La repentina y misteriosa interrupción de la visita del coronel Brandon al archipiélago hizo que la señora Jennings no dejara de conjeturar, ni de hablar, sobre ella durante dos o tres días. La mujer era muy dada a hacer conjeturas, como toda persona interesada en las idas y venidas de sus amistades. Se preguntaba, casi constantemente, qué razón podía existir para que el coronel se hubiera ido; estaba segura de que debía de ser una mala noticia, y pensó en todo tipo de desgracias que podían haberle ocurrido al coronel; e incluso expresó sus conjeturas favoritas, que «su abuelo ha sido capturado por unos piratas» y que «su mejor silla de posta cayó accidentalmente en un depósito de alquitrán».

—Sea cual sea la causa, estoy segura de que debe de tratarse de algo muy penoso para el coronel —fue la conclusión a la que llegó la dama—. Lo vi en su rostro.

Los demás se preguntaron en voz alta cómo era posible que la señora Jennings viera algo en el rostro del coronel Brandon, aparte de una prueba evidente de que no conviene contrariar jamás a una bruja marina.

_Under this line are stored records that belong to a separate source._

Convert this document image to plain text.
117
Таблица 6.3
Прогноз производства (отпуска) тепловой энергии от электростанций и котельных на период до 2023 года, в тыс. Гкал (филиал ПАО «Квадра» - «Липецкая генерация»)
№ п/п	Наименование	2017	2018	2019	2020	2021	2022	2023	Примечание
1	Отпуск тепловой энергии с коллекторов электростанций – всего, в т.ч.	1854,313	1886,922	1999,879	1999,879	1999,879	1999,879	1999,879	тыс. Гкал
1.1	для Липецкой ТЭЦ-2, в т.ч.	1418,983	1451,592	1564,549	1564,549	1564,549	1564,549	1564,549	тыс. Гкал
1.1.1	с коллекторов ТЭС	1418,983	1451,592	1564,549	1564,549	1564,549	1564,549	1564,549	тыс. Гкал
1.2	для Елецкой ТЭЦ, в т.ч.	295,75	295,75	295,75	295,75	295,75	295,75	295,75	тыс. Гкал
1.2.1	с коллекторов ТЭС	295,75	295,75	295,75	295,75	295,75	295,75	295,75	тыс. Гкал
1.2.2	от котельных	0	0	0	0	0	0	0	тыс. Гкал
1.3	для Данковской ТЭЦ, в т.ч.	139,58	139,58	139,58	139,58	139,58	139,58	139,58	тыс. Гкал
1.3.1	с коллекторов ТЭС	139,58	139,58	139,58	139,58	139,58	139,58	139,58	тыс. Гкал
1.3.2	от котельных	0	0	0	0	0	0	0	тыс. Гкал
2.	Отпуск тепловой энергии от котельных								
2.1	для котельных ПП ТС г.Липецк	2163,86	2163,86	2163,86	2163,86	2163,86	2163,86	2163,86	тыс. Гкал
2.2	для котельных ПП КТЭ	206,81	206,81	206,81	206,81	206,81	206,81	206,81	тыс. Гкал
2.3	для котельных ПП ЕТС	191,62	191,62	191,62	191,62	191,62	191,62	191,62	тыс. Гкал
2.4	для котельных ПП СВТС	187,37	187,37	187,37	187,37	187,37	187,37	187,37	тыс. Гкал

Pero todos coincidieron en que darían lo que fuera por conocer la verdad.

Lady Middleton puso fin a esas especulaciones declarando con tono terminante:

—Deseo de todo corazón que el coronel resuelva sus problemas, y que de paso consiga una buena esposa. Pero no —añadió dirigiendo una mirada cargada de significado a su marido— una mujer raptada de su tierra ancestral y transportada en un gigantesco saco de lona. —Ante ese reproche indirecto, sir John se limitó a reírse por lo bajo.

Aunque a Elinor le preocupaba la suerte del coronel Brandon, no dedicó mucho tiempo a preguntarse el motivo por el que había partido tan súbitamente; se sentía más intrigada por el extraordinario silencio de su hermana y Willoughby sobre el asunto de su compromiso matrimonial. A medida que ese silencio se prolongaba, a Elinor le parecía cada día más chocante y más incompatible con el mutuo afecto que ambos jóvenes se profesaban. No se explicaba qué motivos tenían para no confesar a su madre y a ella misma lo que las constantes muestras de cariño entre ambos demostraban sobradamente.